Deep Iterative 2D/3D Registration
This addresses the need for accurate and fast registration in clinical applications, representing an incremental improvement over existing hybrid methods.
The paper tackles the problem of achieving high accuracy in deep learning-based 2D/3D registration for clinical use by proposing an end-to-end iterative framework that eliminates the need for a refinement step, resulting in a mean re-projection distance error of 0.60 ± 0.40 mm, a success ratio of 97%, and an average runtime of 8s.

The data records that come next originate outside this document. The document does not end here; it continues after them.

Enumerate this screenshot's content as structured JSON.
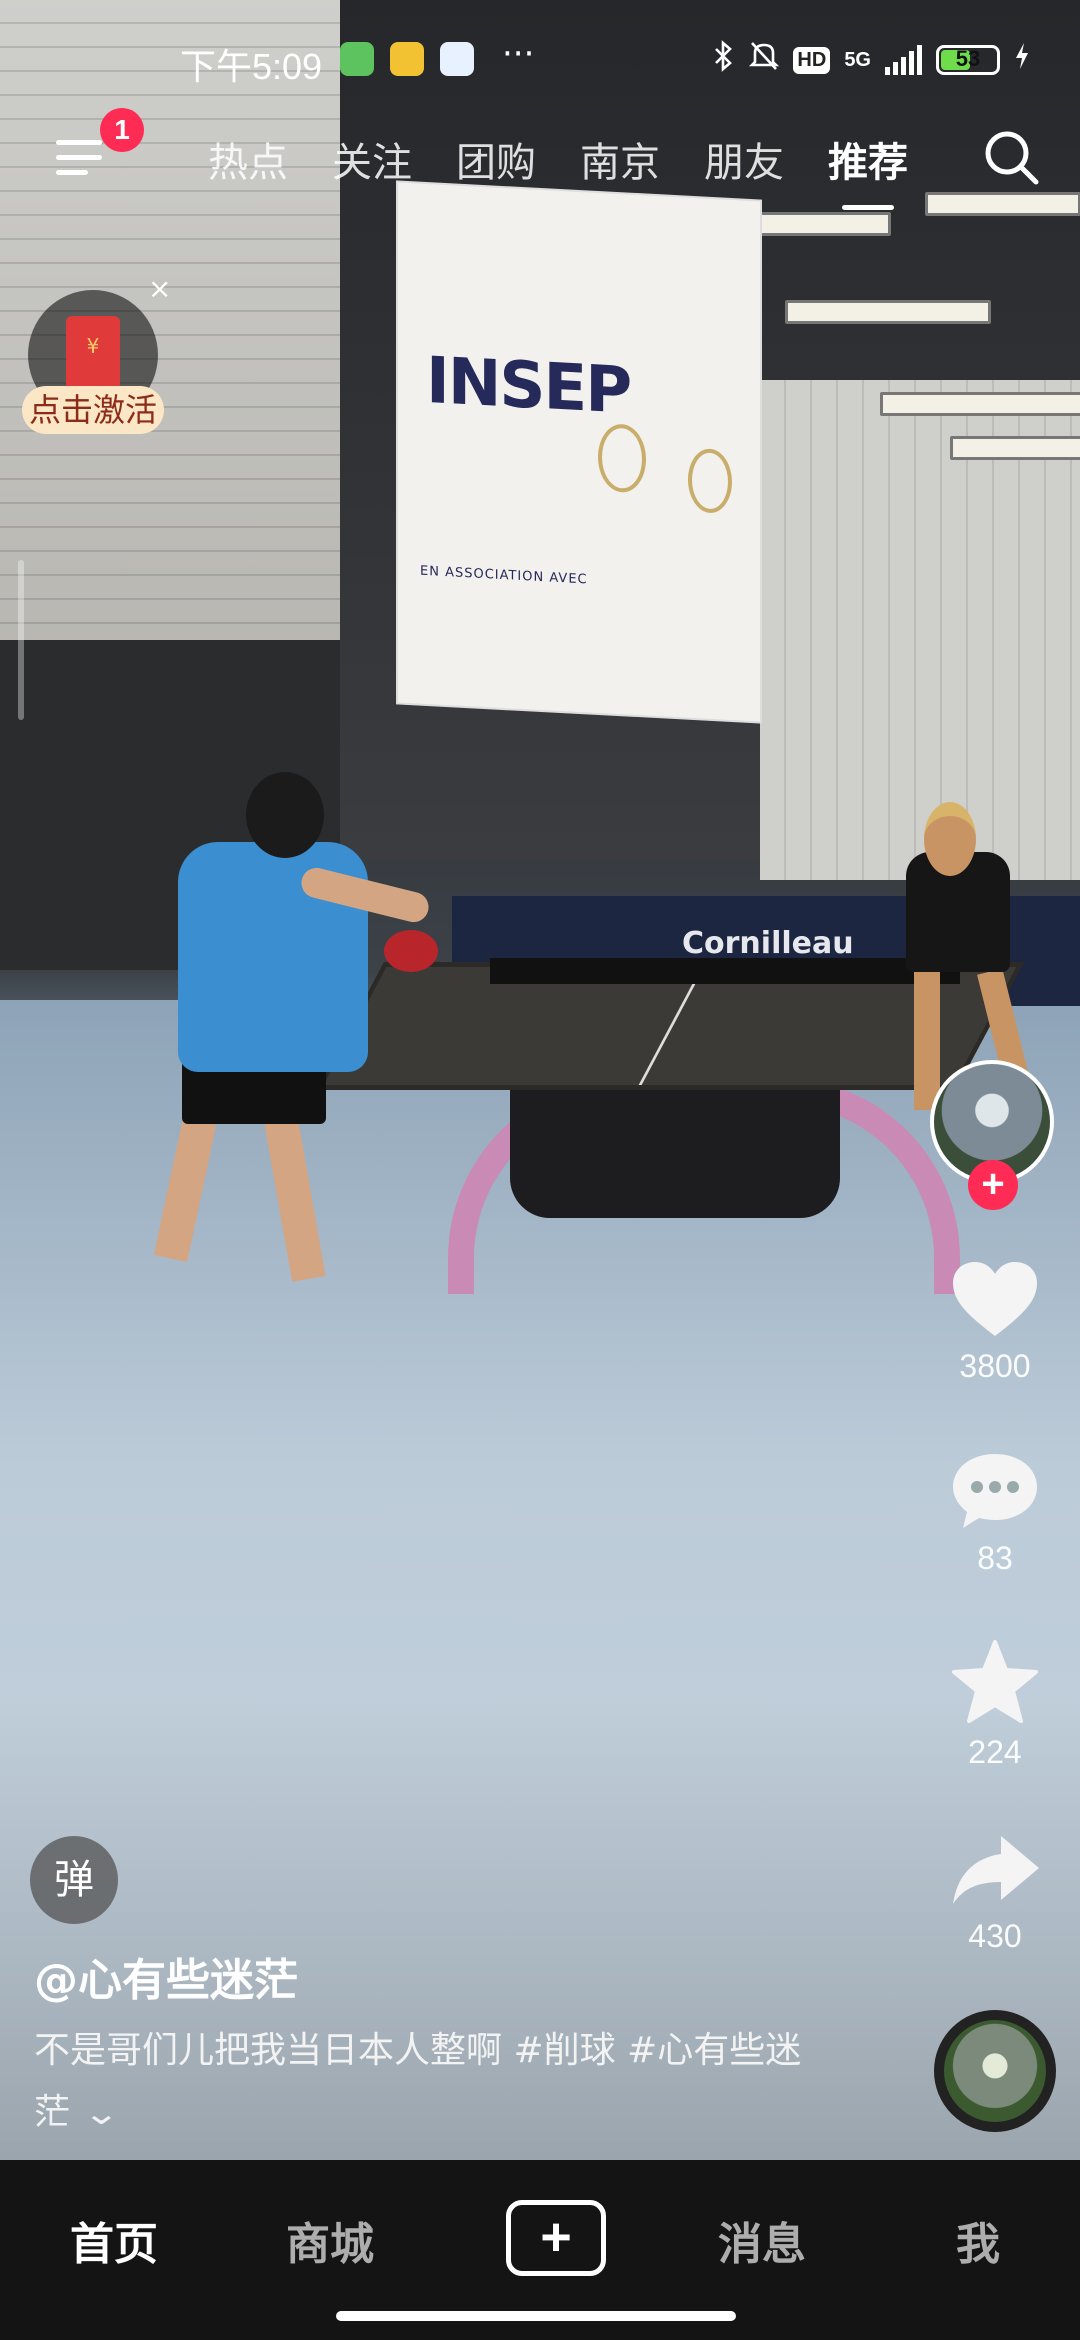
{
  "status_bar": {
    "time": "下午5:09",
    "more": "···",
    "network": "5G",
    "battery": "53",
    "battery_level": 0.53
  },
  "top_nav": {
    "badge": "1",
    "ghost_tab": "",
    "tabs": [
      "热点",
      "关注",
      "团购",
      "南京",
      "朋友",
      "推荐"
    ],
    "active_tab": "推荐"
  },
  "red_packet": {
    "label": "点击激活",
    "close": "×"
  },
  "video": {
    "banner_title": "INSEP",
    "banner_sub": "EN ASSOCIATION AVEC",
    "barrier_text": "Cornilleau"
  },
  "actions": {
    "likes": "3800",
    "comments": "83",
    "favorites": "224",
    "shares": "430"
  },
  "post": {
    "danmaku": "弹",
    "username": "@心有些迷茫",
    "caption": "不是哥们儿把我当日本人整啊 #削球 #心有些迷茫"
  },
  "bottom_bar": {
    "home": "首页",
    "mall": "商城",
    "create": "+",
    "messages": "消息",
    "me": "我"
  },
  "colors": {
    "accent": "#fe2c55",
    "bottom_bar": "#141414"
  }
}
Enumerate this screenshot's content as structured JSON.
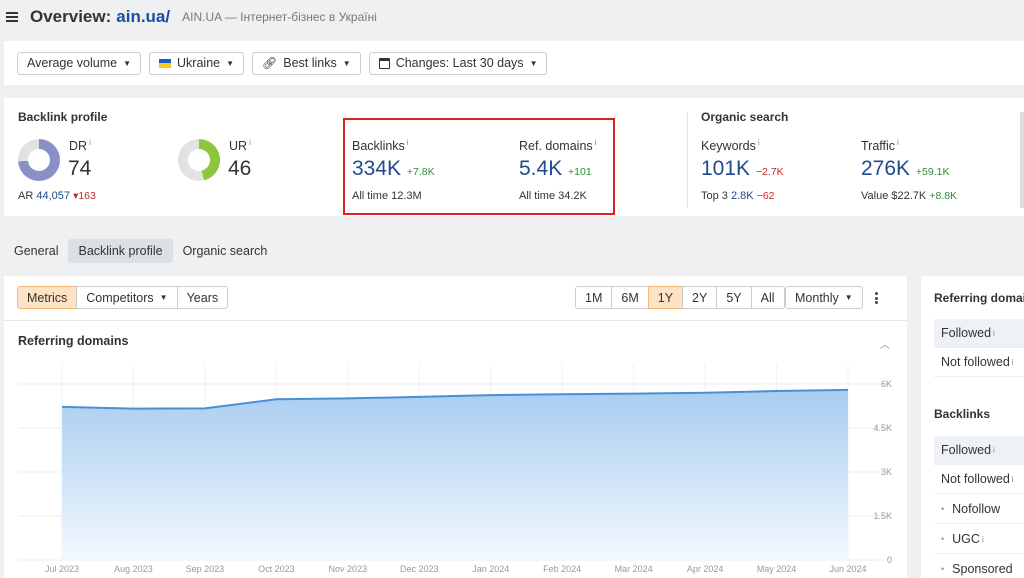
{
  "header": {
    "label": "Overview:",
    "domain": "ain.ua/",
    "subtitle": "AIN.UA — Інтернет-бізнес в Україні"
  },
  "filters": {
    "volume": "Average volume",
    "country": "Ukraine",
    "links": "Best links",
    "changes": "Changes: Last 30 days"
  },
  "backlink_profile": {
    "title": "Backlink profile",
    "dr": {
      "label": "DR",
      "value": "74",
      "fill": 0.74
    },
    "ar": {
      "label": "AR",
      "value": "44,057",
      "delta": "▾163"
    },
    "ur": {
      "label": "UR",
      "value": "46",
      "fill": 0.46
    },
    "backlinks": {
      "label": "Backlinks",
      "value": "334K",
      "delta": "+7.8K",
      "alltime_label": "All time",
      "alltime_value": "12.3M"
    },
    "ref_domains": {
      "label": "Ref. domains",
      "value": "5.4K",
      "delta": "+101",
      "alltime_label": "All time",
      "alltime_value": "34.2K"
    }
  },
  "organic_search": {
    "title": "Organic search",
    "keywords": {
      "label": "Keywords",
      "value": "101K",
      "delta": "−2.7K",
      "top3_label": "Top 3",
      "top3_value": "2.8K",
      "top3_delta": "−62"
    },
    "traffic": {
      "label": "Traffic",
      "value": "276K",
      "delta": "+59.1K",
      "value_label": "Value",
      "value_amount": "$22.7K",
      "value_delta": "+8.8K"
    }
  },
  "tabs": [
    "General",
    "Backlink profile",
    "Organic search"
  ],
  "chart_controls": {
    "views": [
      "Metrics",
      "Competitors",
      "Years"
    ],
    "periods": [
      "1M",
      "6M",
      "1Y",
      "2Y",
      "5Y",
      "All"
    ],
    "interval": "Monthly"
  },
  "chart_title": "Referring domains",
  "chart_data": {
    "type": "area",
    "title": "Referring domains",
    "x": [
      "Jul 2023",
      "Aug 2023",
      "Sep 2023",
      "Oct 2023",
      "Nov 2023",
      "Dec 2023",
      "Jan 2024",
      "Feb 2024",
      "Mar 2024",
      "Apr 2024",
      "May 2024",
      "Jun 2024"
    ],
    "y_ticks": [
      "6K",
      "4.5K",
      "3K",
      "1.5K",
      "0"
    ],
    "ylim": [
      0,
      6000
    ],
    "series": [
      {
        "values": [
          5220,
          5160,
          5170,
          5480,
          5510,
          5560,
          5620,
          5650,
          5670,
          5700,
          5760,
          5800
        ]
      }
    ],
    "colors": {
      "line": "#4a8fd6",
      "fill_top": "#a9cdf0",
      "fill_bottom": "#f4f9fe"
    },
    "grid": true
  },
  "right_panel": {
    "ref_title": "Referring domains",
    "ref_rows": [
      "Followed",
      "Not followed"
    ],
    "bl_title": "Backlinks",
    "bl_rows": [
      "Followed",
      "Not followed",
      "Nofollow",
      "UGC",
      "Sponsored"
    ]
  }
}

Deep Learning-based 2D/3D registration methods are highly robust but often lack the necessary registration accuracy for clinical application. A refinement step using the classical optimization-based 2D/3D registration method applied in combination with Deep Learning-based techniques can provide the required accuracy. However, it also increases the runtime. In this work, we propose a novel Deep Learning driven 2D/3D registration framework that can be used end-to-end for iterative registration tasks without relying on any further refinement step. We accomplish this by learning the update step of the 2D/3D registration framework using Point-to-Plane Correspondences. The update step is learned using iterative residual refinement-based optical flow estimation, in combination with the Point-to-Plane correspondence solver embedded as a known operator. Our proposed method achieves an average runtime of around 8s, a mean re-projection distance error of 0.60 $\pm$ 0.40 mm with a success ratio of 97 percent and a capture range of 60 mm. The combination of high registration accuracy, high robustness, and fast runtime makes our solution ideal for clinical applications.